Lunedì sono sparite due società di Serie B e due di C. Qual è la sua valutazione?
«Provo un pizzico di amarezza, accompagnato a delusione. Amarezza nel vedere sparire società con un passato importante. E trovo curioso che in B falliscono due squadre proprio ora, quando la serie cadetta vive un periodo florido dal punto di vista economico».

E la delusione?
«La delusione è che noi come Lega Pro continuiamo a sostenere che i vecchi principi non sono più idonei a monitorare la correttezza dei requisiti economici delle società. Da quest'anno noi abbiamo avviato una sperimentazione che ha portato risultati eccellenti. Si tratta dell'applicazione dei principi del rating alle società calcistiche.
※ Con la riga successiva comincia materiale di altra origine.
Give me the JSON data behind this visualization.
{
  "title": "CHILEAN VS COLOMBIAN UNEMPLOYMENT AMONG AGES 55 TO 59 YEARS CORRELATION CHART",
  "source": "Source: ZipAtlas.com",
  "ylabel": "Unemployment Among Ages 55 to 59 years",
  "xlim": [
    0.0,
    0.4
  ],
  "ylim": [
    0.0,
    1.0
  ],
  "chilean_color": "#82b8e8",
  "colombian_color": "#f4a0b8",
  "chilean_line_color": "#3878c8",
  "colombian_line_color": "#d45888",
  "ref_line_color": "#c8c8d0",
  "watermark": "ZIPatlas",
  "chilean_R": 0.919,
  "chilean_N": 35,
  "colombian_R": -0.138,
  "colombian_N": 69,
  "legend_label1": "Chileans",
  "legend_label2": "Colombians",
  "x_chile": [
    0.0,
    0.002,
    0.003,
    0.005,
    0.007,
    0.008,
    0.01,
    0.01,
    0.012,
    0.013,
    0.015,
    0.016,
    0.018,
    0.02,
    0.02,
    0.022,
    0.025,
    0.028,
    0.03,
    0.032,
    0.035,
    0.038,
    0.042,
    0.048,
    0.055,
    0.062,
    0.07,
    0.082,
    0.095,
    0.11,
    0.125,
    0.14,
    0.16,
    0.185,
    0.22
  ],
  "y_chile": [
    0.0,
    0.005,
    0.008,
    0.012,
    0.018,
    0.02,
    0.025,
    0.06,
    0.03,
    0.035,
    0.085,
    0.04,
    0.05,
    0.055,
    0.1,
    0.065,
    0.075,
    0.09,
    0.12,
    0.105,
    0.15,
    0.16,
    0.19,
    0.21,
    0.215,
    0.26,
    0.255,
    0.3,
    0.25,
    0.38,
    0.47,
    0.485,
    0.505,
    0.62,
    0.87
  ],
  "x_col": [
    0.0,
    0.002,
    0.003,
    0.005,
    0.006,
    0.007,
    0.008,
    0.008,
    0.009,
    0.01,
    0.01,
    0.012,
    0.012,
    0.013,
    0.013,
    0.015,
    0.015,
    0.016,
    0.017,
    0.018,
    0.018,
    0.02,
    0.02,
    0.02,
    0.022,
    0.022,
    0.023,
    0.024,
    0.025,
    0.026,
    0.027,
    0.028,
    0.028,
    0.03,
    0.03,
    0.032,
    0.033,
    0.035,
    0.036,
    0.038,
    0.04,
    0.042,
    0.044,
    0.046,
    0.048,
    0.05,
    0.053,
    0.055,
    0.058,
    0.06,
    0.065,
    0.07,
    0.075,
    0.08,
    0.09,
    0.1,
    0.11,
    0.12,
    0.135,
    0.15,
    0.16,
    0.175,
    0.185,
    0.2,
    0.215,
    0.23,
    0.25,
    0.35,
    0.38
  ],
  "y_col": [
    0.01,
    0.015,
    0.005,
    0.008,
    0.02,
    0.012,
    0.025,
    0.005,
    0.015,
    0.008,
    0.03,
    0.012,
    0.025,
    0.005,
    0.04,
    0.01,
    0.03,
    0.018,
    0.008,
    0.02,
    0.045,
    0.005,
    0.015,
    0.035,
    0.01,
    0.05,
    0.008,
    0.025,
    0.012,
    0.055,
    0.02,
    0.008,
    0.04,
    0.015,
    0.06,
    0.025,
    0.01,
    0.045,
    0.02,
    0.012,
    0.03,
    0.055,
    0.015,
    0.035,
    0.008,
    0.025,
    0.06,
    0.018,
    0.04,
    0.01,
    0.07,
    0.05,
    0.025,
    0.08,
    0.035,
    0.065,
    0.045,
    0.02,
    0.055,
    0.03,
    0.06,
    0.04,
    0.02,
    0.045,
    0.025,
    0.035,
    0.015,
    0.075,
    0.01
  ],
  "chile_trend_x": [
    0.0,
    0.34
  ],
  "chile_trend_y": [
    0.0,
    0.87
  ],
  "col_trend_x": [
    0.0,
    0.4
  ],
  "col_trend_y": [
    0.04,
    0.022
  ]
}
È un codice di autoregolamentazione che permette di valutare l'indice di pre-fallibilità delle società».

Ha basi scientifiche?
«Certo che sì, perché si tratta dell'applicazione del modello di Altman dello Z-score. Ci permette di sapere con anticipo se una società è in grado di andare avanti o no. Un sistema che aiuta la gestione societaria. È finito il tempo del ‘poi vediamo'. Non si possono continuare a ignorare i problemi solo per continuare a fare andare avanti il baraccone, magari chiudendo un occhio sulle gestioni».

L'avete presentato alle altre componenti e alla Figc?
«Sì, due anni fa, ma è stato accolto con ironia. Tranne poi constatare che dopo averlo presentato all'estero, la Premier League ci ha chiesto di approfondire. Si tratta di un modello che rende credibile nell'economia di un Paese una determinata area economica, in questo caso il calcio. A me dispiace che una proposta così sia stata accolta con lo scetticismo di chi si considera superiore. Io non voglio dare lezioni a nessuno».

Di che soffre il calcio italiano?
«C'è un problema legato alla cultura della gestione. Capisco che il problema sono le risorse, ma altrettanto importante è quello della cultura della gestione, senza la quale le risorse non potranno mai fruttare. Il problema non è quanti ricavi in più hai, ma come vengono gestiti. Il calcio deve puntare su obiettivi diversi. Le criticità devono essere guidate».

In questa situazione che cosa pensa dell'operato della Figc?
«Ho scritto ripetutamente al commissario, chiedendo la modifica del Noif (Norme Organizzative Interne della Federcalcio, ndr), relative alle iscrizioni. Una società non può presentare solo la richiesta d'iscrizione senza portare i pagamenti dei contributi, degli stipendi, della fideiussione. Eppure, a queste società, si dà la possibilità di fare ricorso. Sulla risposta di Fabbricini preferisco sorvolare. I problemi non sono di una sola Lega, ma di tutto il calcio italiano. Di un movimento che se continua a non guardare in faccia la realtà salterà anche il prossimo Mondiale».

Cosa pensa del commissariamento della Figc?
«Giudico negativo il principio del commissariamento. Non mi permetto di esprimere una valutazione del lavoro di Fabbricini. Mi rammarico solo di essere stato escluso, io come le altre componenti, dal processo di rifondazione del nostro calcio. Ce lo siamo meritato, ma abbiamo ammesso in maniera chiara le nostre colpe. Perché continuare a punirci?»

Tornando ai giorni dell'elezione mancata del presidente della Figc, c'è qualcosa che cambierebbe?
«Sicuramente. Cambierei la mia risposta a Sibilia, trasformando il no che fece saltare tutto in un sì».